During a particular vulnerable moment, she let her guard down and confessed a few private details to another. One thing led to another and the words changed meaning and course and hell broke loose.
Just like that she heard a loud harsh voice going on and on at her. Nothing he’d screamed. I feel nothing towards you. Nothing. You heard me? I’ve gone over this multiple times, I have nothing for you. She stood listening, shocked. Shocked at the mellow laughing voice that had taken a rasping grating edge. Anger in supreme form. More words were thrown at her while she stood in the hallway outside the restroom and whimpered. Her heart raced, and an already fragile state rattled.
Really? It was him? He is actually angry at me and shouting at me? It can’t be happening. I don’t understand, how could he act this way with her? He was disappointed with her.
That night she shook violently in bed and was hot to the touch. Delirious she kept denying she said any untruth. Her husband couldn’t make much sense of what had happened to his wife, but he was a responsible man. Her temperature touched 104 and not knowing what else to do, he dragged her to the tub and doused cold water over her to bring the temps down.
The next few days her fever spiked and her faculties swayed in and out. She doesn’t remember much of what happened in the days after that, it was a huge blur, but she remembers every word that led to it. She knew she was at fault. She had let him down. She had let her friend down.
The three wonderful gentle important men in her life and she let them down individually. These random acts did not define them, they were just disappointed with her. She loved and respected them all, differently. She knew they cared for her too. Cared enough to take the liberty to admonish her.
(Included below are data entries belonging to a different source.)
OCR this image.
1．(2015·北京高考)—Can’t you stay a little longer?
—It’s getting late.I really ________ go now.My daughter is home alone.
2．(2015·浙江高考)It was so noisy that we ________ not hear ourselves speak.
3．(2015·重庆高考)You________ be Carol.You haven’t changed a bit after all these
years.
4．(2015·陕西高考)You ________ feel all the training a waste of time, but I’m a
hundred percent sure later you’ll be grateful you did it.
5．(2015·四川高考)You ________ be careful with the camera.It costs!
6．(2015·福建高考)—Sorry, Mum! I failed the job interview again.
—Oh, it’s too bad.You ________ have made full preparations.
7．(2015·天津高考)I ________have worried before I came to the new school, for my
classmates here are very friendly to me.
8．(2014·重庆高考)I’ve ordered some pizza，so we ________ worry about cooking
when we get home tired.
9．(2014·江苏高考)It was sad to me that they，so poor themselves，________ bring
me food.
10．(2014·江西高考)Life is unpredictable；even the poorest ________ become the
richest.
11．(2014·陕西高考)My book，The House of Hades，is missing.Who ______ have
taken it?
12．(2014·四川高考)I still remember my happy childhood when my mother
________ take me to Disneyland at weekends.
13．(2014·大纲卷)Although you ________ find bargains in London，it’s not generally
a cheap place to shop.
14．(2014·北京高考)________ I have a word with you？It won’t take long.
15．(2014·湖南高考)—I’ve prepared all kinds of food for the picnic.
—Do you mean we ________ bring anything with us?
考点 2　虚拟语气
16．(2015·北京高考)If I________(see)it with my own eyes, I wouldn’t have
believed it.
She was very fond of them all, and when she thought of them, a smile played on her lips.
She now sits in her dim study staring at the blue computer screen. Her brain a pudgy mush. Blind barren spots around the sharp ragged edges of the events.
The multiple virus attacks were vicious. The CPU needed work. Anti-Virus should be installed.
The doctor however told her son that she would most likely not recover from Alzheimer’s, and the onset of it went way back.
She looks at her son from the corner of her eye and waits. He was the last important man in her life. She convinced herself that she’d let him down some day. So she waited for the attack to come. This time she was learning from history. She would at least not be shocked, and she had a large dose of Tamiflu and Acyclovir stocked away in her dresser drawer next to her bed.